Population Explosion

There has been an alarming increase in the population of India since the partition of the country. The massive increase in population can jeopardise the safety and security of the country and this increase is setting at naught all our plans and schemes. The existing population in India is not commensurate with its resources and overpopulation is surely an open invitation to poverty in a country where industry and agriculture are still backward.  The need of the hour is that population should be regulated strictly in conformity with the available resources.

The increase in population can be attributed to the fall in death rate and the rise in life expectancy. Infant mortality has gone down due to the availability of better medical facilities. The rapidly increasing population has given birth to the twin problems of unemployment and food.
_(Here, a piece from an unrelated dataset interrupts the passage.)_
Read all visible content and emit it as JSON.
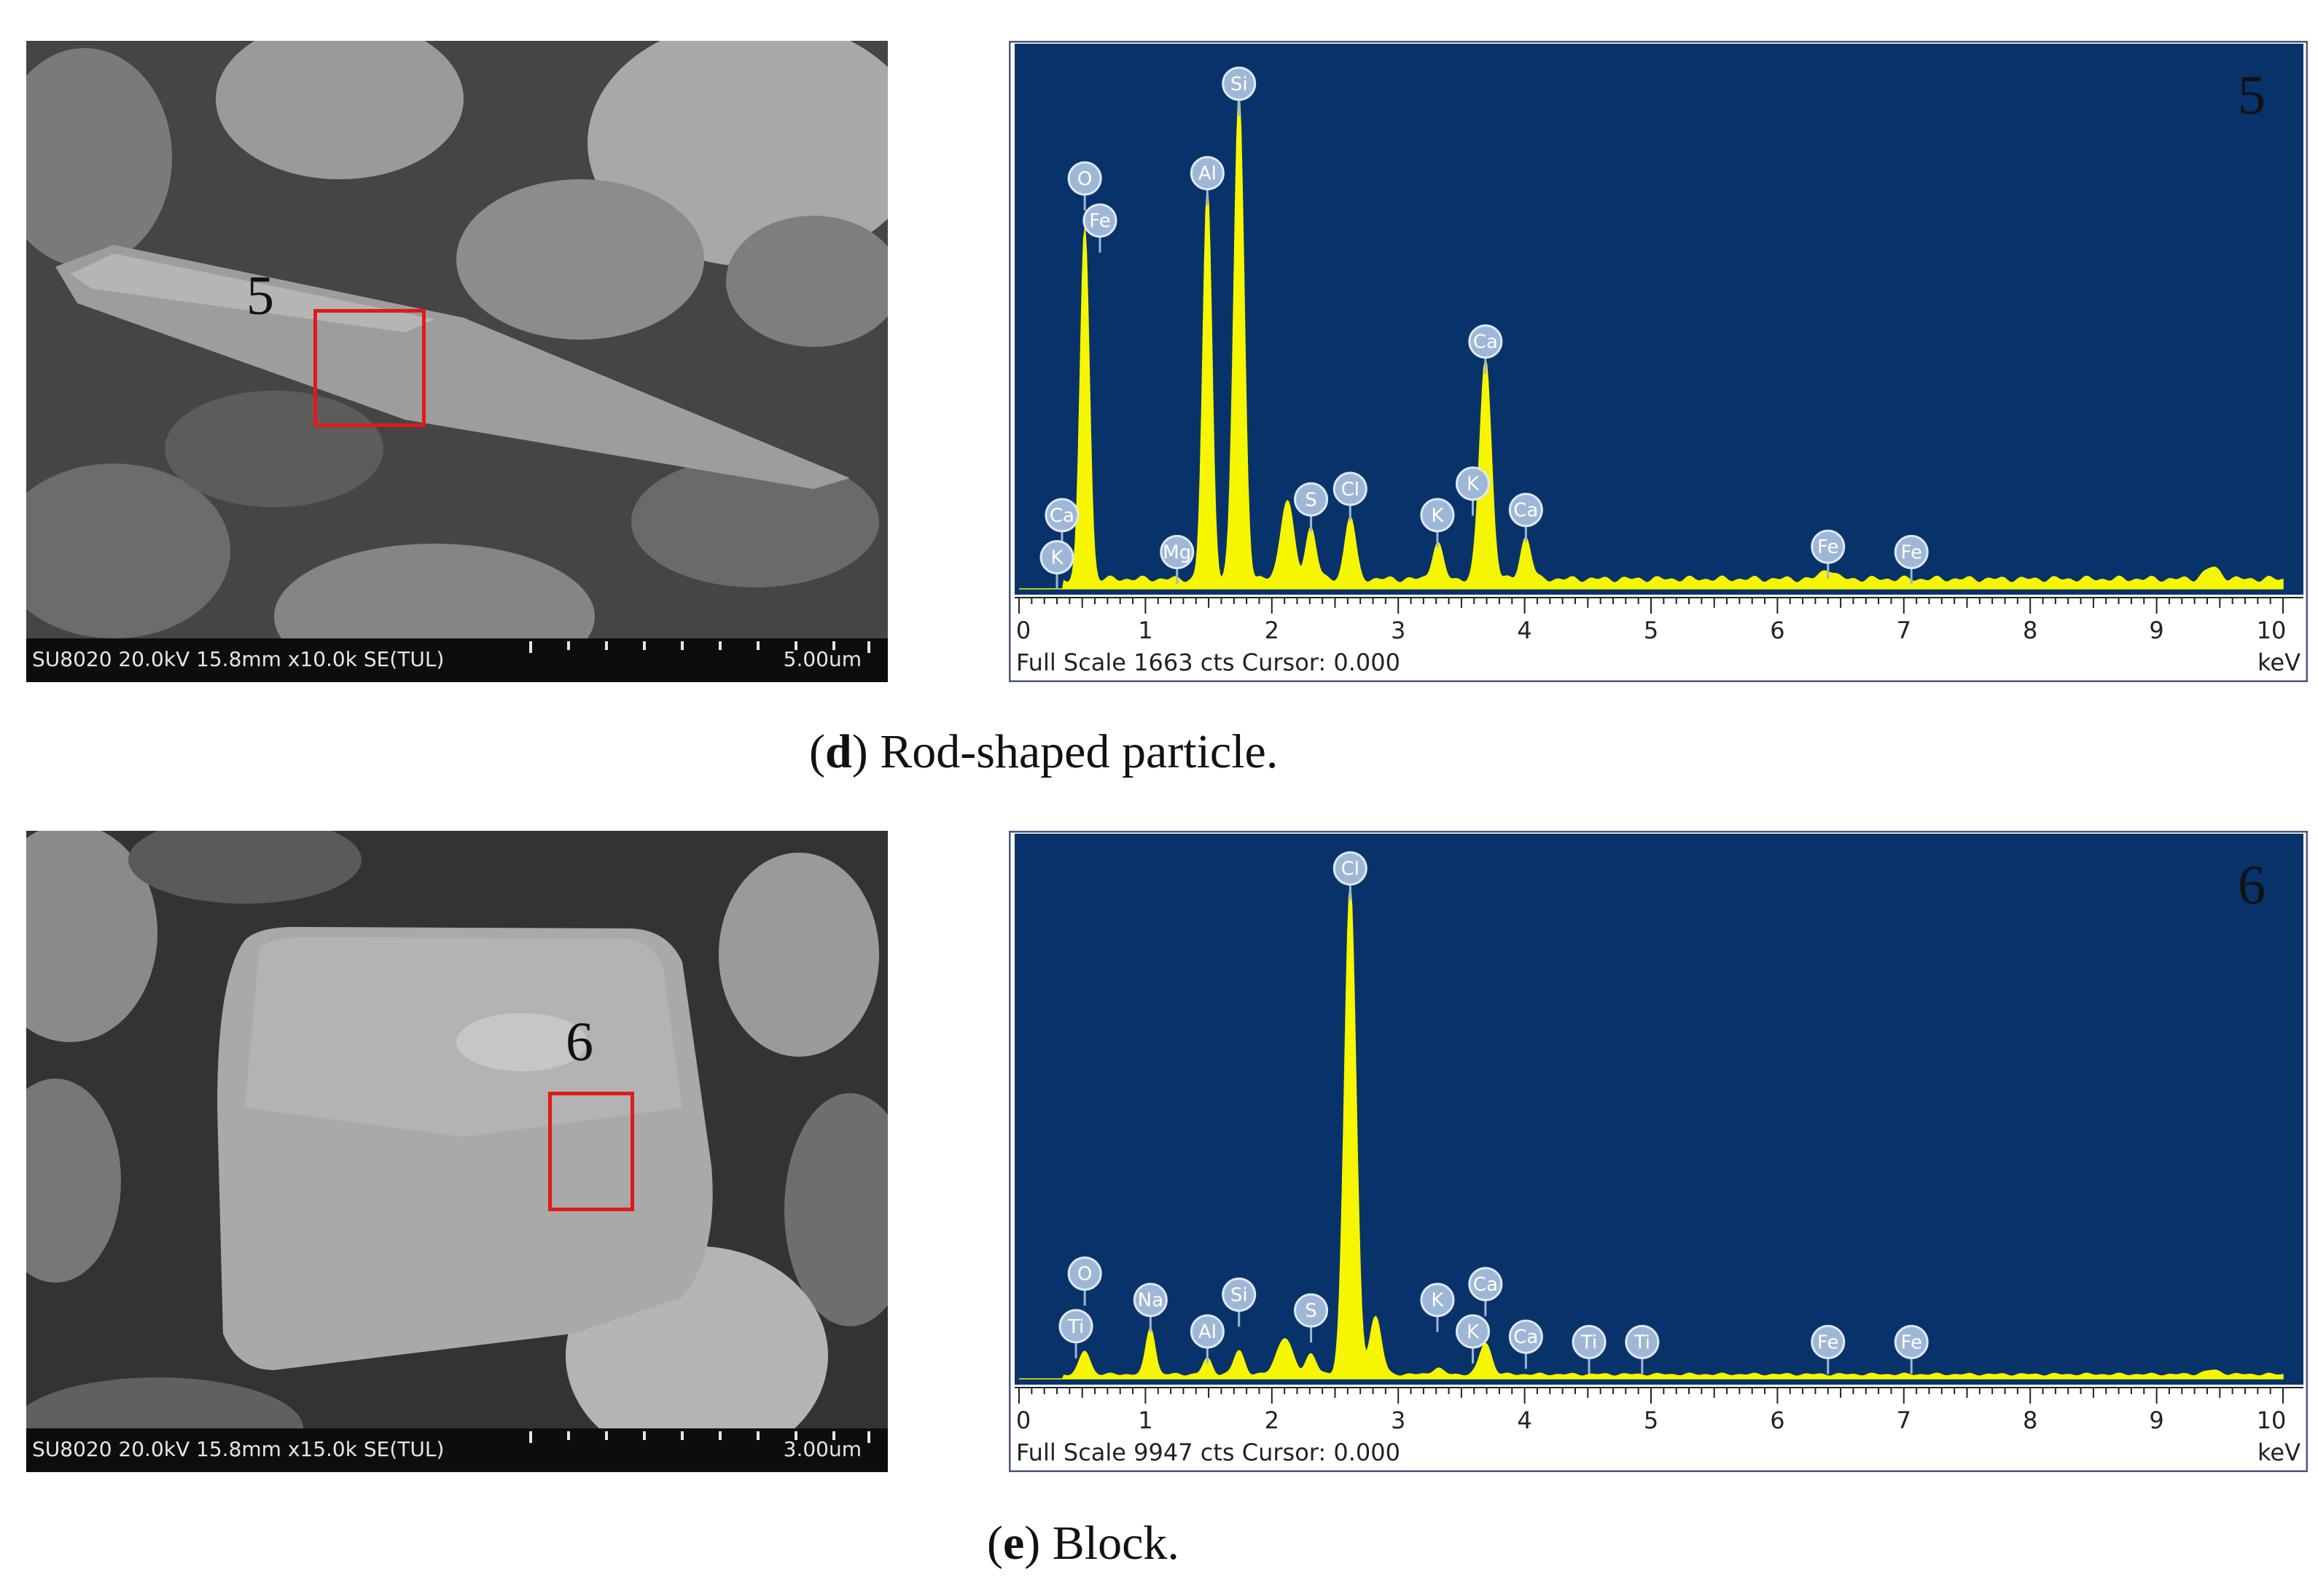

Various factors are responsible for the growing population.  Poverty and ignorance leads to more and more children in the lower strata of the society. Moreover, in some rural areas, a man with many sons and grandsons is considered to be lucky. A birth of a girl in an Indian family is said to be liability while the birth of a son is an occasion to be celebrated. Couples having only daughters may go on producing children year after year until they get a son who alone can bring them salvation or moksha by performing their last sites

Early marriages among Indians Makes the couples stay together  at the most fertile period of their lives and this results into a team of children. The ignorant masses believe that every new child brings his own luck with him and the manual workers look upon the arrival of a male child as an addition to their earning capacity.

It is necessary to tackle the problem of over population in the interest of the economic prosperity of all Indians. Family planning, whose object is to control the size of a family and to prevent the births of too many children, can play a useful role in this regard. Nothing should be left to chanc eand people should be made to realise that the need of planning of a family is to have a better standard of living. Government hospitals and primary health centres should make a commendable contribution of family planning. Contraceptives- vasectomy, tubectomy, the use of loop in women, pills and condoms- should be encouraged.   

As a family planning alone cannot achieve spectacular results, obstacles in the way of family planning should be removed. The masses should be educated to have a pragmatic approach to life, as a part of the family planning programme. The age for marriage should be raised by law. Couples having more than two children should be taxed. Young men and woman should be given incentives for remaining bachelors and spinsters for  a considerable time and rewarded for producing less children.